Über das Antidiskriminierungsrecht haben wir ganz große Chancen, Verfestigungen von Ungleichheiten und Ungleichbehandlungen rechtlich zu thematisieren und zu strukturieren.

Warum ist diese feministische Perspektive gerade im Arbeitsrecht interessant?

Das Recht unterscheidet zwischen unterschiedlichen gesellschaftlichen und privaten Bereichen und strukturiert sie dadurch mit. Wir haben einerseits die Arbeit mit Arbeitsbereichen und Arbeitsverträgen und andererseits haben wir die Familie und das Private. Dazwischen gibt es eine rechtlich gefasste Barriere; entweder man leistet „Arbeit“ oder man „engagiert“ sich in der Familie. Nicht nur dann, wenn jemand alleinerziehend ist und in einem Schichtsystem von 8 bis 15 Uhr arbeitet, kann diese Aufteilung schwierig werden. Am Ende arbeiten viele Frauen nach der Geburt eines Kindes nur noch Teilzeit, steigen langsam aus oder kämpfen mit Schwierigkeiten, wieder einzusteigen. Das Arbeitsrecht ermöglicht zwar mittlerweile Durchlässigkeiten, das ist aber oft konfliktreich und schwierig durchzusetzen.

Warum ist das so?

Weil das Recht hier meist nur „individuelle“ Ansprüche von Einzelpersonen regelt. Jede Alleinerziehende wird dadurch im Betrieb plötzlich zur Exotin, die eine Extrawurst gebraten haben will. Es wird zu wenig strukturell gedacht; schließlich müssten z. B. Arbeitszeiten eigentlich generell so gestaltet sein, dass es kein Problem ist, beruflich zu arbeiten und Kinder zu groß zu ziehen oder sich um Angehörige zu kümmern.

Wo liegen weitere Probleme?

Gerade bin ich in der Feministischen Spring School für Arbeits- und Sozialrecht, die ich mit anderen Kolleginnen organisiert habe; da haben wir uns unter anderem mit dem Mutterschutz beschäftigt. Es ist auffallend, dass in anderen Ländern die Gesundheit der Mutter auf der Arbeit geschützt wird, während in Deutschland immer noch viele denken, dass eine Frau nicht mehr arbeiten könne, wenn sie schwanger ist. Hier legen Arbeitgeber den Schwangeren häufig nahe, dass sie zu Hause bleiben, weil sie wissen, dass es dafür 100 Prozent Entgelterstattung gibt. Das ist letztlich geschlechterstereotypes Denken: Wenn eine Frau Mutter wird, gehört sie erstmal nicht auf die Arbeit.
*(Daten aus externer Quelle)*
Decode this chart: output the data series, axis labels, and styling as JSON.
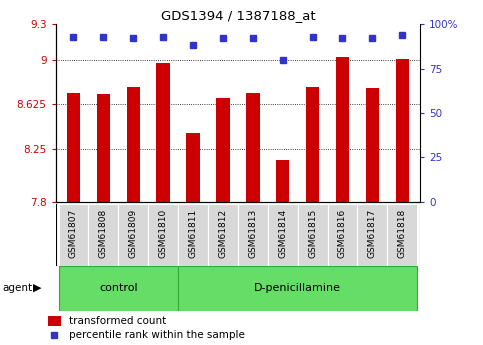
{
  "title": "GDS1394 / 1387188_at",
  "samples": [
    "GSM61807",
    "GSM61808",
    "GSM61809",
    "GSM61810",
    "GSM61811",
    "GSM61812",
    "GSM61813",
    "GSM61814",
    "GSM61815",
    "GSM61816",
    "GSM61817",
    "GSM61818"
  ],
  "bar_values": [
    8.72,
    8.71,
    8.77,
    8.97,
    8.38,
    8.68,
    8.72,
    8.15,
    8.77,
    9.02,
    8.76,
    9.01
  ],
  "percentile_values": [
    93,
    93,
    92,
    93,
    88,
    92,
    92,
    80,
    93,
    92,
    92,
    94
  ],
  "ylim_left": [
    7.8,
    9.3
  ],
  "ylim_right": [
    0,
    100
  ],
  "yticks_left": [
    7.8,
    8.25,
    8.625,
    9.0,
    9.3
  ],
  "ytick_labels_left": [
    "7.8",
    "8.25",
    "8.625",
    "9",
    "9.3"
  ],
  "yticks_right": [
    0,
    25,
    50,
    75,
    100
  ],
  "ytick_labels_right": [
    "0",
    "25",
    "50",
    "75",
    "100%"
  ],
  "bar_color": "#cc0000",
  "dot_color": "#3333cc",
  "grid_lines": [
    9.0,
    8.625,
    8.25
  ],
  "control_samples": 4,
  "bg_color": "#d8d8d8",
  "green_color": "#66dd66",
  "green_border": "#33aa33"
}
Ist Ihre Perspektive in der Rechtswissenschaft etabliert und können Sie sie auch in der Lehre an der Viadrina einbringen?
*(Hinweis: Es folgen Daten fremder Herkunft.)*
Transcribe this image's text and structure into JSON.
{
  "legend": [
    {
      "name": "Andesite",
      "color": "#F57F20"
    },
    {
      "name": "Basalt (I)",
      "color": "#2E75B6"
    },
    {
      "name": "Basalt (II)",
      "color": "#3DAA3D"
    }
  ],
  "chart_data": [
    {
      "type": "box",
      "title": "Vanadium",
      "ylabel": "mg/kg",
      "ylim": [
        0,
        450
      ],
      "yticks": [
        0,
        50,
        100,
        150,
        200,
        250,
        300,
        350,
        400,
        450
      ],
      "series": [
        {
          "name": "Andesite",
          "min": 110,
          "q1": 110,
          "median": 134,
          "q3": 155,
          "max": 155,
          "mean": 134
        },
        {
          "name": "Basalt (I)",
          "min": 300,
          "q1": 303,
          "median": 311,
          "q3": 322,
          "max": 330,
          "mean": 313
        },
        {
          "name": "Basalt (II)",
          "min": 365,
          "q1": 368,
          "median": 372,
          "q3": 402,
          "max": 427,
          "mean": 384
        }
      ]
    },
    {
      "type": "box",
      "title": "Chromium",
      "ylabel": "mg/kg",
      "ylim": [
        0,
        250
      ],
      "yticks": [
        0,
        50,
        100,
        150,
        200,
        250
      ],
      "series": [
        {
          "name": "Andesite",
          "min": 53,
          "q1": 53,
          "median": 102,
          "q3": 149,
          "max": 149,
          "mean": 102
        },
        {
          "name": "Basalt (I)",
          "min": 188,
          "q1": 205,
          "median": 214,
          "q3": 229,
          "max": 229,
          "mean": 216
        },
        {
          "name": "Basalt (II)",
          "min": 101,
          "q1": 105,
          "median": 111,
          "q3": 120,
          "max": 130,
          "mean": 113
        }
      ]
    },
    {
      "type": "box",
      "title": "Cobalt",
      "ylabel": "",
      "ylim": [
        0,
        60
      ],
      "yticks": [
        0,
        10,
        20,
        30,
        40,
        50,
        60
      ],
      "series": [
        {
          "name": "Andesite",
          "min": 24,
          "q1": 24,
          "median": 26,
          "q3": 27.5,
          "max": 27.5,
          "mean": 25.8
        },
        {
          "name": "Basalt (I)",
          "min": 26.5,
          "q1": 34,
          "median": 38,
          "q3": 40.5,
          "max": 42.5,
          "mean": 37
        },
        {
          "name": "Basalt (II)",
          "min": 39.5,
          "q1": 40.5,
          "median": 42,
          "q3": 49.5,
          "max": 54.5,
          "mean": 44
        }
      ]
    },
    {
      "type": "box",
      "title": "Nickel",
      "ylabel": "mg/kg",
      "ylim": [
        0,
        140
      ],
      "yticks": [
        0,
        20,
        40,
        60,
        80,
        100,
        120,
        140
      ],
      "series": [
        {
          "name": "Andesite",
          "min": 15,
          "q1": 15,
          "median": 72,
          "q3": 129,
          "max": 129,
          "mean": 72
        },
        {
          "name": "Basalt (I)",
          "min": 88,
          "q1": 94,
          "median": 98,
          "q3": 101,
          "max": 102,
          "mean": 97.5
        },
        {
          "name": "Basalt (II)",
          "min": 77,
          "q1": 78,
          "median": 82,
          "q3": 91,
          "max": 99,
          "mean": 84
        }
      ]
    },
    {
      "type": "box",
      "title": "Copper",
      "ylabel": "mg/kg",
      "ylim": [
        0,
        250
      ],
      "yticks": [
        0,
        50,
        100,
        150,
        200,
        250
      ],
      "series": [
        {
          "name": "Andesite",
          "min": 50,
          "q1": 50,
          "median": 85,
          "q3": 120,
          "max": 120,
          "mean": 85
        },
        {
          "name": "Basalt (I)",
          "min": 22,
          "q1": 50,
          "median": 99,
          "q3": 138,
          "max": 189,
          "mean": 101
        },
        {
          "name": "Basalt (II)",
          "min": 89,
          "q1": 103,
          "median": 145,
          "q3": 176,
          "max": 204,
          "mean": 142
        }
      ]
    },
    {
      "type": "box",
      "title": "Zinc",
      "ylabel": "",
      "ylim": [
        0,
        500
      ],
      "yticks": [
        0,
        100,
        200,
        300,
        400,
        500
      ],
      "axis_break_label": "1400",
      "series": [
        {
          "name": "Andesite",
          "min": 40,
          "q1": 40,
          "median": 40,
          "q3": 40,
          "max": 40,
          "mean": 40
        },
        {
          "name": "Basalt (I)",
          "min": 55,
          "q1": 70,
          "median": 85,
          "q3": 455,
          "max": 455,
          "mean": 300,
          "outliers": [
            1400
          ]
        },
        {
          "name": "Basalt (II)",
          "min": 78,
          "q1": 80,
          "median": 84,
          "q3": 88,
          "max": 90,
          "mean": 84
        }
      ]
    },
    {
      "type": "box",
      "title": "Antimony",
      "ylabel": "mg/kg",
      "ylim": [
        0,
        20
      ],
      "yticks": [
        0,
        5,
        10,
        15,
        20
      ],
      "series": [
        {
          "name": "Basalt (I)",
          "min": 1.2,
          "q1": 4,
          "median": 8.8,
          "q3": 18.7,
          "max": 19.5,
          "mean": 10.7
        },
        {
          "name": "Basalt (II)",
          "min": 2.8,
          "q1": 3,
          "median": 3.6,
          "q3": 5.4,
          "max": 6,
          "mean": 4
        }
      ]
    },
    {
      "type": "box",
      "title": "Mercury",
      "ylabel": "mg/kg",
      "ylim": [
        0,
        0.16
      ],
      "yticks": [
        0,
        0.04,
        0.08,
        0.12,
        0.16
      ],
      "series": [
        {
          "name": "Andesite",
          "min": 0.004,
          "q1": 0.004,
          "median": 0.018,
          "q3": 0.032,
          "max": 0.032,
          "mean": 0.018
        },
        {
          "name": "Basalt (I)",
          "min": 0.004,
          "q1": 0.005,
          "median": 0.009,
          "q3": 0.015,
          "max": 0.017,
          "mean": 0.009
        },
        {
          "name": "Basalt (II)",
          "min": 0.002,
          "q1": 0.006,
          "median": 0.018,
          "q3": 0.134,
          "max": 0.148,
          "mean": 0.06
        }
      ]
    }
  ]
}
Antidiskriminierungsrecht müssen Arbeitsrechtler*innen schon im Blick haben. Aber eine Perspektive gesellschaftlicher Transformation auf das Arbeitsrecht begegnet einem eher selten. An der Viadrina hoffe ich in den kommenden Semestern die Themen auch in der Lehre unterbringen zu können. Gut ist es aber auch, wenn Studierende sich über die Lehre hinaus einbringen, z. B. Gruppen gründen, wie die kritischen Jurist*innen, die es auch an der Viadrina gibt.

Was war Ihre Motivation für das Buch, das Texte aus mehr als 20 Jahren vereint?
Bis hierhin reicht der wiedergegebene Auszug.